El cuadro pinatarense vuelve a recurrir a la épica de los últimos instantes para llevarse un partido muy disputado ante Reyco CD Burela FS

La épica se vuelve a apoderar del Príncipe de Asturias. Da igual cuando leas esto, ya casi deja de ser noticia. No obstante, no por habitual es menos especial. La mística de un lugar en el que los milagros existen sigue levantando las almas de la familia pinatarense, que se queda con otros tres puntos con un desenlace final apoteósico. Cobarro, a menos de un minuto del final, tumba a un correoso Reyco CD Burela FS. La batalla, nuevamente, vuelve a caer del lado de Zambú CFS Pinatar Cerramientos Abatibles, que se mueve como nadie sobre el alambre.

No empezaba y no iba a ser nada fácil el choque. Desde el primer momento los visitantes se plantaron con una sorprendente valentía y descaro sobre el parqué de San Pedro del Pinatar. El conjunto buralés obligaba a emplearse a fondo a Diego Torres, que volvió a sacar a relucir su versión de salvador bajo palos. El guardameta madrileño sostenía a los pinatarenses mientras estos se trataban de asentar en el encuentro.

Espín despertaba a la escuadra local con un primer remate peligroso que se estrellaba en la madera, lo que iba a suponer el inicio de unos buenos minutos por parte del equipo de Dani Martínez. Juanpi también probaba fortuna, pero el guardameta visitante sacaba su remate, al igual que el de Josema, quien también se estrellaba con el portero rival. La cosa ya pintaba bien distinta. El conjunto marmenorense estaba empezando a sacar toda su artillería, con ataques constantes que frenaron el impulso inicial del cuadro dirigido por Juanma Marrube.

La contienda se desnivelaba en los últimos compases del primer acto, con un gol obra de Meira. El brasileño conectaba un gran remate para batir al cancerbero de los gallegos y subir el 1-0 al marcador, cosa que desató una locura de tramo final de primer acto. Intercambio de golpes, ocasiones, goles y polémica. No faltó ni un sólo ingrediente a esos últimos minutos de primera parte. El enfado entre la parroquia pinatarense se desataba primero con una acción en la que el portero visitante desplazó ostensiblemente la portería y no se señaló libre indirecto, para aumentar posteriormente con un doble-penalti más que riguroso en contra. Reyco CD Burela FS no falló la oportunidad y transformó ese diez metros para anotar el 1-1 justo antes del descanso.
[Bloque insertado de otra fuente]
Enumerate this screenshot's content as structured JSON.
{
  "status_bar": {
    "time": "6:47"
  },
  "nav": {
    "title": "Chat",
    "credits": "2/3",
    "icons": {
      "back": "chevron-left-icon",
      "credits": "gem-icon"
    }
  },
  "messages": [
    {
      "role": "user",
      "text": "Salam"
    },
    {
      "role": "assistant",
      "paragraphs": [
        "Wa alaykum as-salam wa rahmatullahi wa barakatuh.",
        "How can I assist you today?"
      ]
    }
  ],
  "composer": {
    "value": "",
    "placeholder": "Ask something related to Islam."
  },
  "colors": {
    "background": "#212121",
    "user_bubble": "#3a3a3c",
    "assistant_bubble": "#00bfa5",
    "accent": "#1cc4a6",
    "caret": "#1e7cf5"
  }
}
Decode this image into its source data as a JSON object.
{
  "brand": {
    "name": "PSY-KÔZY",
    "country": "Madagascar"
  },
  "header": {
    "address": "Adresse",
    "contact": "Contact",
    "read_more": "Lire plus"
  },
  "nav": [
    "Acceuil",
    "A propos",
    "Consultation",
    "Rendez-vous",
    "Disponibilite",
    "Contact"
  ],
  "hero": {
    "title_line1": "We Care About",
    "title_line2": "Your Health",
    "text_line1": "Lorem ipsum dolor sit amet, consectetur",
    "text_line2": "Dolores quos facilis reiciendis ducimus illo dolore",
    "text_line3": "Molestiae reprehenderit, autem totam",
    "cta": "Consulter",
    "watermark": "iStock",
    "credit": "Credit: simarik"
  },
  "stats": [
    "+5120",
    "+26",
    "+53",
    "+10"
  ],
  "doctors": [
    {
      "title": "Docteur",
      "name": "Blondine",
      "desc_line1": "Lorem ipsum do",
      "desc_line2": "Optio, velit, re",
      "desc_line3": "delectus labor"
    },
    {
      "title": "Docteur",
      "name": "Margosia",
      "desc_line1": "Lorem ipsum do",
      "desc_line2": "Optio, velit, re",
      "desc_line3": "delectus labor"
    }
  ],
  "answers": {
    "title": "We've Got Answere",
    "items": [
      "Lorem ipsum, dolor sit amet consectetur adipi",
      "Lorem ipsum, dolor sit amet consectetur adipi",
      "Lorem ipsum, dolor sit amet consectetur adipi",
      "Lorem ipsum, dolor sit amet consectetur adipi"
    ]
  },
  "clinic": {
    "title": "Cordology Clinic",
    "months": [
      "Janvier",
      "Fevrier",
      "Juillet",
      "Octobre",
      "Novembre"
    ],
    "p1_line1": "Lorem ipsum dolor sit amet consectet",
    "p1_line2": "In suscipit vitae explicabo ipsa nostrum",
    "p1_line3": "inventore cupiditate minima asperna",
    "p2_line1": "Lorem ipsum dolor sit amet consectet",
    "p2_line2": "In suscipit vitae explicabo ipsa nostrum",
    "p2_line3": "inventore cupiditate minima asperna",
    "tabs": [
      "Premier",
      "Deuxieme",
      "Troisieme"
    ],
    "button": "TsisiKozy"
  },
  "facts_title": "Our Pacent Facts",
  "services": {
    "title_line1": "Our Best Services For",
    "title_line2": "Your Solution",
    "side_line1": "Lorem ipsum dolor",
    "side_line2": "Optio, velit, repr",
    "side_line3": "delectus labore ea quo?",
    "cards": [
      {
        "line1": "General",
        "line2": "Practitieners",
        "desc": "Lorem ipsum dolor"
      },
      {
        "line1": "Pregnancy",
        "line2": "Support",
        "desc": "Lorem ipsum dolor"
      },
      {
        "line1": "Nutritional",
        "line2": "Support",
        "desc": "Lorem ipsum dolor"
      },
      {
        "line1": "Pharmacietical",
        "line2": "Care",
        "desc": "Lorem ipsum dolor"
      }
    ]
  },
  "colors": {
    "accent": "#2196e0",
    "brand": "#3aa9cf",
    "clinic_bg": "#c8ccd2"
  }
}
La segunda mitad fue nuevamente de fuerzas muy igualadas, con ambos equipos batallando sin contemplaciones por llevarse el gato al agua. Zambú CFS Pinatar Cerramientos Abatibles buscaba con ahínco el gol, pero es que Burela no se quedaba atrás en esa carrera por generar el máximo peligro posible.

Espín y Juanpi seguían buscando su gol, pero seguían estrellándose con el cancerbero rival. Nano generaba estragos en la defensa naranja, pero tampoco estaba acertado de cara a puerta. Mientras tanto, Diego Torres seguía levantando el muro en su portería con paradas de mucho mérito cada vez que los suyos requerían que se empleara a fondo.

Todo parecía abocado al empate, no por falta de ocasiones, pero sí por la ausencia de efectividad en los últimos metros. Todo parecía, pero en el Príncipe de Asturias hasta que no suena la bocina todo es posible. Nadie baja los brazos y la fe se apodera de un templo que acostumbra a dejar finales de partido para el recuerdo. Cobarro, casi como un ser tocado por una varita mágica, entraba por sorpresa en el segundo palo para rematar un balón servido desde el costado derecho. En un abrir y cerrar de ojos el ciezano ponía a bailar a las gradas del Príncipe de Asturias, como premio a la insistencia local tras llevar dos minutos jugando con portero-jugador. A poco más de cincuenta segundos del final, había vuelto a pasar. La magia del pabellón pinatarense daba otra tarde de gloria. Una más, y ya se ha perdido la cuenta del total de veces que ha pasado.

Es difícil de explicarlo desde el punto de vista táctico-técnico, casi que es imposible de articular con palabras de forma racional lo que pasa en el Príncipe de Asturias. La muerte con crueldad es la escena que más se repite en un pabellón que lleva en volandas a su equipo y lo hace volar incluso cuando todo y todos parecen querer cortarle las alas. El vuelo es de nuevo firme, alto y lleva camino de seguir haciendo soñar. Un día más en la oficina, un día más de fenómenos fuera de la lógica de los mortales en el príncipe de Asturias.